Чижов обиделся. Наверное, на «литератора», а может и от жары. Дышать было уже просто невозможно. Главка ему мало!

— Что, — бросил он не без язвительности, — в министры захотел?

Сомов вздохнул.

— Эх ты, Лев Николаевич Толстой. Полностью оторвался от реальной жизни. Министр! На хрена мне быть министром. Такая же пешка. Разве что от бедности. На крайний, так сказать, случай.

Чижов сел. До этого он лежал, подстелив под себя махровую простыню, а теперь сел и потрогал затылок. Надо было, конечно, надеть такую же шляпу. Он посмотрел на Сомова, потом на термометр.

Термометр показывал все те же сто двадцать градусов, но Чижову показалось, что он не совсем точен, термометр. Было явно больше.

— Послушай, — сказал Чижов с беспокойством. — Послушай, Толя…

— Ага, — мстительно сказал Сомов. — Струхнул. У тебя, как и у всех нас, врожденный пиетет перед чинами.

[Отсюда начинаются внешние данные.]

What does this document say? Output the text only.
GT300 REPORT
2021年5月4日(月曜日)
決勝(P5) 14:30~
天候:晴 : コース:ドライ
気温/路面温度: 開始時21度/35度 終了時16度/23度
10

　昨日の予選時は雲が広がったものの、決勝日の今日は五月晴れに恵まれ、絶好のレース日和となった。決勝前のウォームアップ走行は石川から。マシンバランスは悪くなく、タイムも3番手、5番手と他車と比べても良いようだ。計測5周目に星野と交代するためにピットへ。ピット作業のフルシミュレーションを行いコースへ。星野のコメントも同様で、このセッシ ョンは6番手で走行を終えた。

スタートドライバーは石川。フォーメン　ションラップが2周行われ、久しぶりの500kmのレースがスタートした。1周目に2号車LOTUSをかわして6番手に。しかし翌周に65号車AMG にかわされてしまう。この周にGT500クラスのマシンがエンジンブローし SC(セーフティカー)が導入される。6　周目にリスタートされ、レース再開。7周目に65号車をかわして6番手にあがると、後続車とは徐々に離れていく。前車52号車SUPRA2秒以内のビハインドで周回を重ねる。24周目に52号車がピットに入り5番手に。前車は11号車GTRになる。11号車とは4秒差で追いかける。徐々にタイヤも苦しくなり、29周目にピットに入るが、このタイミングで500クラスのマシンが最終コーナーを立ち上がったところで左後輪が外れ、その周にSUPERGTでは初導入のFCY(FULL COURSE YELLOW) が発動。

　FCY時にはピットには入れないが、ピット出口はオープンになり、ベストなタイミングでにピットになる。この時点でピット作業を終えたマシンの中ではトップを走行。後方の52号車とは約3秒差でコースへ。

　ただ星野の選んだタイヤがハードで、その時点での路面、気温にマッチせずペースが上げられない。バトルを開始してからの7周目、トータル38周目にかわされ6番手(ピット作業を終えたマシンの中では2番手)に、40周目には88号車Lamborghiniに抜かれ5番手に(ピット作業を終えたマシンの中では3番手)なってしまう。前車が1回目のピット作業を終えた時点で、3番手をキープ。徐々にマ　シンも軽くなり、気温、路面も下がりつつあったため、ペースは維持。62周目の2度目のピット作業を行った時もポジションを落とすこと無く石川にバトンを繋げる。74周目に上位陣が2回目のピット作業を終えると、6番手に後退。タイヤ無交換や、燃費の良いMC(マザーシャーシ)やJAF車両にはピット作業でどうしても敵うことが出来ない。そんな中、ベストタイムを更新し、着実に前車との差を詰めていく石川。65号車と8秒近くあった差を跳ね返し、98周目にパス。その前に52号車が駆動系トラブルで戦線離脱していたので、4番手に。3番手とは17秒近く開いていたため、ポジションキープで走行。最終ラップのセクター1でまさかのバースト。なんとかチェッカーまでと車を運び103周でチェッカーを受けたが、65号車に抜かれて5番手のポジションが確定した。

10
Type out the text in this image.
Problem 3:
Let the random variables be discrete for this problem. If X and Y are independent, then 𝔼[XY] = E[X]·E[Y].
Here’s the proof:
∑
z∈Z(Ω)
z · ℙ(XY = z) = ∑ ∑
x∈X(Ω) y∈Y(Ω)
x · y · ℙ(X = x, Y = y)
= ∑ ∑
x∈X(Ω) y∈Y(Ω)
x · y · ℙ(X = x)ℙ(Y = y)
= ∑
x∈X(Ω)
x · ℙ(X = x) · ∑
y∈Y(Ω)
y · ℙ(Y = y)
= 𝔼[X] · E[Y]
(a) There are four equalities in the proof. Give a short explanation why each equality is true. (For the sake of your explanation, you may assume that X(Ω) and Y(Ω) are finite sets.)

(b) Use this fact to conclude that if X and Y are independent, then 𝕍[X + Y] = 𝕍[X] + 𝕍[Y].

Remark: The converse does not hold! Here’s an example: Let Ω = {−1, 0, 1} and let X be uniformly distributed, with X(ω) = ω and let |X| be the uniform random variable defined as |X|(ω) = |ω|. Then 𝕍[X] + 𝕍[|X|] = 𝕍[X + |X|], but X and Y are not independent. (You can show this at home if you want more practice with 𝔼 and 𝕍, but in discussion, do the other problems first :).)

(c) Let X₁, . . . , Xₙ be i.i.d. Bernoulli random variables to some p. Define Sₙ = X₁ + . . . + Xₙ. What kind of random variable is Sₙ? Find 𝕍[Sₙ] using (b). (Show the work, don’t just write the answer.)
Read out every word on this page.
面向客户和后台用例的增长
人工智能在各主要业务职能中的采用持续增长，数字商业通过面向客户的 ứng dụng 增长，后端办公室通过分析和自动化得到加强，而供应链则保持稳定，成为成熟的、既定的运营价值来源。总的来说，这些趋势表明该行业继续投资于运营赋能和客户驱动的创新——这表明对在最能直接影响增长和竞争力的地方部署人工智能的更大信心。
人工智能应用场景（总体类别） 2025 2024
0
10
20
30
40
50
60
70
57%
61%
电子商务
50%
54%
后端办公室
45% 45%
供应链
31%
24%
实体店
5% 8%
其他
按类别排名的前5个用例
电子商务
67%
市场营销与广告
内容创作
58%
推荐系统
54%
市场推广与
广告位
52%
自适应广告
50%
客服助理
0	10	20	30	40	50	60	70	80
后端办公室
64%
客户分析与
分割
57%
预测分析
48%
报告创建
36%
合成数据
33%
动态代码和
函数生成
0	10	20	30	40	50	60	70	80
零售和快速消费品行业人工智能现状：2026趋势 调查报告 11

Чего же ты смолк?

— Да нет у меня пиетета, — возразил Чижов. — Ну, понял я тебя. Фантазер ты. Никогда не руководить тебе Совмином. Я бы на твоем месте согласился на Госплан.

— Не нужен, — отрезал Сомов. — Даром не нужен мне твой Госплан.

Чижов подумал, что если не уйти сейчас, эти орлы — там, в гостиной, — выпьют все пиво. Это не подлежало сомнению. Самое лучшее было уйти, каким-то образом оставив за собою последнее слово.

— Ты не думай, Толя, что я тебе не верю. — Чижов стоял уже у двери, завернувшись в махровую, красную с белым, простыню, словно сенатор, покидавший термы Каракаллы. — Ты мог бы возглавить и бедный наш Совмин, и все, что угодно. Только не было в нашей истории такого, чтобы во главе столь почтенного органа стоял человек, отсидевший в каталажке. Увы…

У Сомова глаза полезли из орбит, но Чижов оказался проворней, и он рванул к своему пиву…


Я знаю, о чем думал Толя Сомов, оставшись один в парилке в своей дурацкой шляпе, когда я опрометью выскочил за дверь, чтобы не опоздать к разбору. Он подумал, что никто, совершенно никто, его не понимает. Даже я, его самый закадычный друг. Не в том было дело, что он не получит своего  б о л ь ш о г о  дела. А в том, что он ничего не мог доказать. А ведь он сделал бы. Сделал бы все, что надо, и все так, как надо. Сделал бы все так, что глухие услышали бы, а у слепых открылись бы в изумлении глаза.